Bayi dan balita yang pernah terserang campak dan selamat akan mendapat kekebalan
alami terhadap ISPA sebagai komplikasi campak. Sebagian besar kematian ISPA berasal dari
jenis ISPA yang berkembang dari penyakit yang dapat dicegah dengan imunisasi seperti difteri,
pertusis, campak, maka peningkatan cakupan imunisasi akan berperan besar dalam upaya
pemberantasan ISPA. Untuk mengurangi faktor yang meningkatkan mortalitas ISPA, diupayakan
imunisasi lengkap. Bayi dan balita yang mempunyai status imunisasi lengkap bila menderita
ISPA dapat diharapkan perkenbangan penyakitnya tidak akan menjadi lebih berat (Hull, 2008).
Cara yang terbukti paling efektif saat ini adalah dengan pemberian imunisasi campak dan
pertusis (DPT). Dengan imunisasi campak yang efektif sekitar 11% kematian pneumonia balita
dapat dicegah dan dengan imunisasi pertusis (DPT) 6% kematian akibat pneumonia dapat
dicegah (Hull, 2008).
e)   Meningkatkan derajat kesehatan
Akibat derajat kesehatan yang rendah maka penyakit infeksi termasuk infeksi kronis dan
infeksi HIV mudah ditemukan. Banyaknya komorbid lain seperti malaria, campak, gizi kurang,
defisiensi vit A, defisiensi seng (Zn). tingginya prevalensi kolonisasi patogen di nasofaring,
tingginya kelahiran dengan berat lahir rendah, tidak ada atau tidak memberikan ASI dan
imunisasi yang tidak adekwat memperburuk derajat kesehatan (Depkes RI, 2010).

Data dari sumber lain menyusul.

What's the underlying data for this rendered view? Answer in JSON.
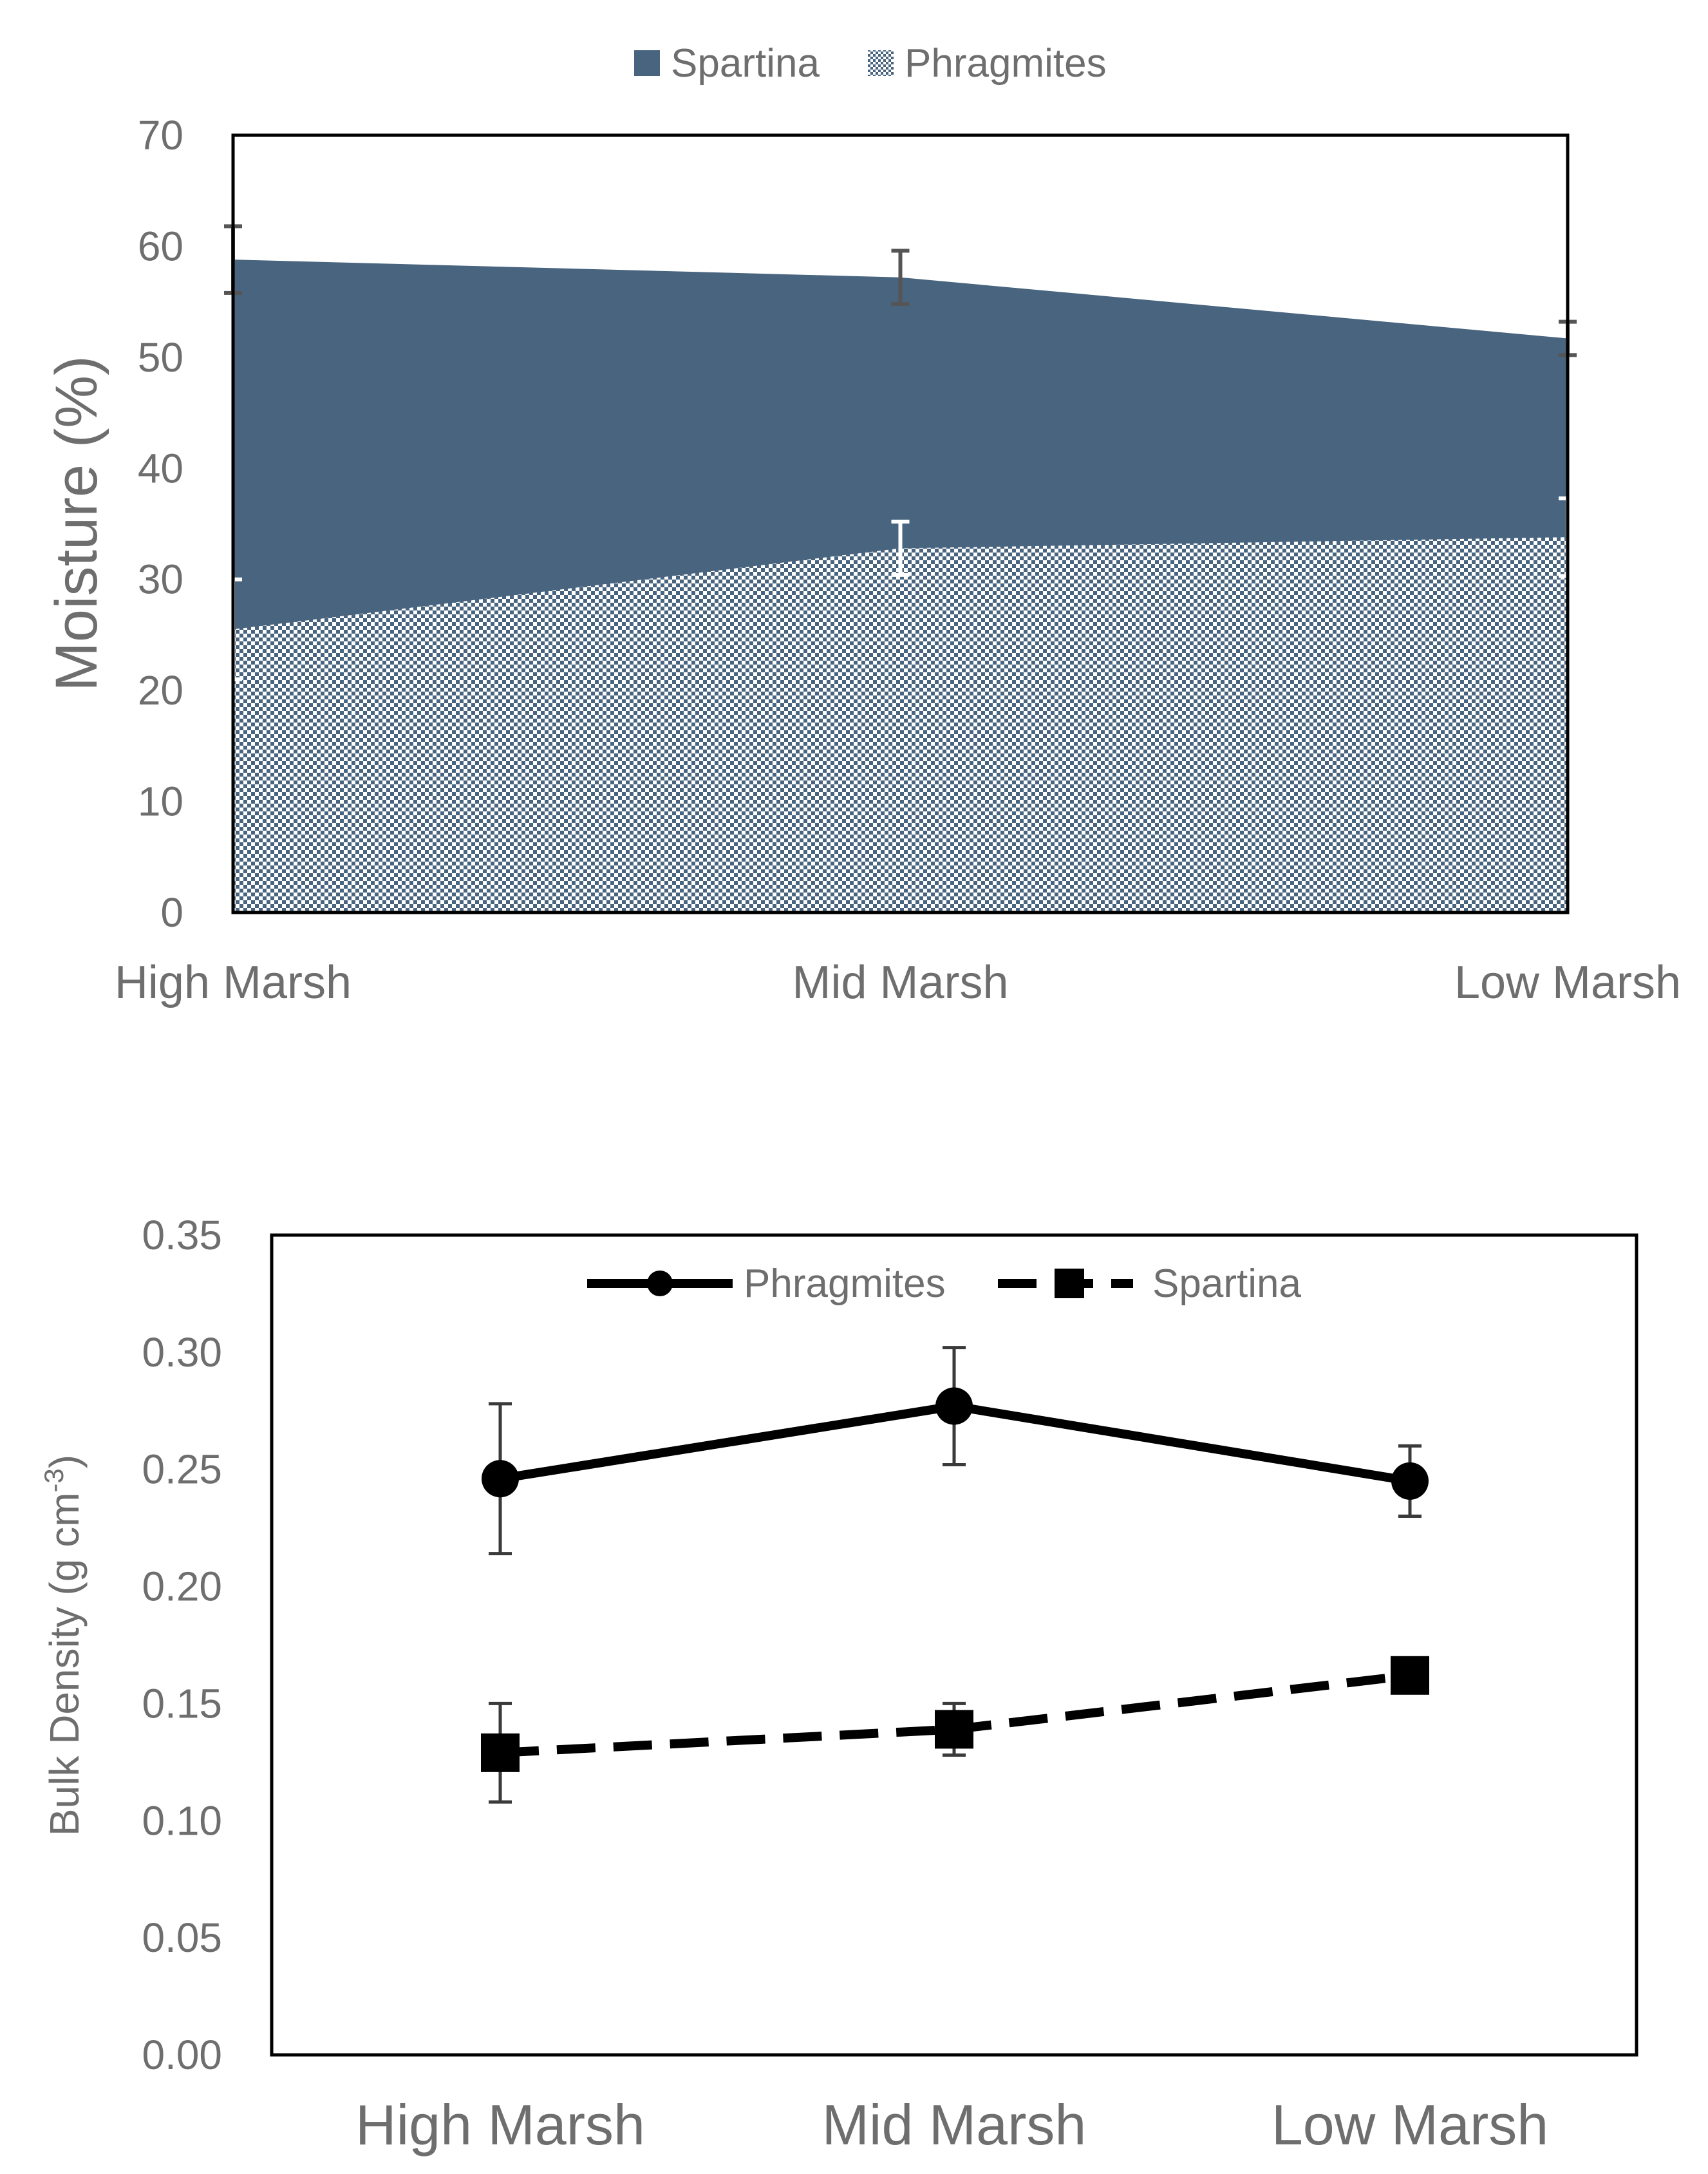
{
  "chart_data": [
    {
      "type": "area",
      "categories": [
        "High Marsh",
        "Mid Marsh",
        "Low Marsh"
      ],
      "ylabel": "Moisture (%)",
      "xlabel": "",
      "ylim": [
        0,
        70
      ],
      "yticks": [
        "0",
        "10",
        "20",
        "30",
        "40",
        "50",
        "60",
        "70"
      ],
      "legend_position": "top",
      "grid": false,
      "series": [
        {
          "name": "Spartina",
          "values": [
            58.8,
            57.2,
            51.7
          ],
          "errors": [
            3.0,
            2.4,
            1.5
          ],
          "color": "#48647f",
          "fill": "solid"
        },
        {
          "name": "Phragmites",
          "values": [
            25.5,
            32.8,
            33.8
          ],
          "errors": [
            4.5,
            2.4,
            3.5
          ],
          "color": "#48647f",
          "fill": "dotted"
        }
      ]
    },
    {
      "type": "line",
      "categories": [
        "High Marsh",
        "Mid Marsh",
        "Low Marsh"
      ],
      "ylabel_main": "Bulk Density (g cm",
      "ylabel_sup": "-3",
      "ylabel_end": ")",
      "xlabel": "",
      "ylim": [
        0,
        0.35
      ],
      "yticks": [
        "0.00",
        "0.05",
        "0.10",
        "0.15",
        "0.20",
        "0.25",
        "0.30",
        "0.35"
      ],
      "legend_position": "top-center",
      "grid": false,
      "series": [
        {
          "name": "Phragmites",
          "values": [
            0.246,
            0.277,
            0.245
          ],
          "errors": [
            0.032,
            0.025,
            0.015
          ],
          "marker": "circle",
          "line": "solid",
          "color": "#000000"
        },
        {
          "name": "Spartina",
          "values": [
            0.129,
            0.139,
            0.162
          ],
          "errors": [
            0.021,
            0.011,
            0.004
          ],
          "marker": "square",
          "line": "dashed",
          "color": "#000000"
        }
      ]
    }
  ]
}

f)    Lingkungan yang bersih, bebas polusi
Status sosio-ekologi yang tidak baik ditandai dengan buruknya lingkungan, daerah
pemukiman kumuh dan padat, polusi dalam ruang akibat penggunaan biomass (bahan bakar
rumah tangga dari kayu dan sekam padi), dan polusi udara luar ruang. Ditambah lagi dengan
tingkat pendidikan ibu yang kurang memadai serta adanya adat kebiasaan dan kepercayaan
lokal yang salah (Depkes RI, 2010).
2)   Pencegahan Spesifik
a)   Cegah BBLR
Berat Bayi Lahir Rendah (BBLR) mempunyai risiko untuk meningkatnya ISPA. BBLR terdiri
atas BBLR kurang bulan dan BBLR cukup bulan/lebih bulan. BBLR kurang bulan (prematur)
khususnya yang masa kehamilannya <35 minggu, biasanya mengalami penyulit seperti
gangguan napas karena infeksi pada saluran pernafasan (Depkes RI, 2010).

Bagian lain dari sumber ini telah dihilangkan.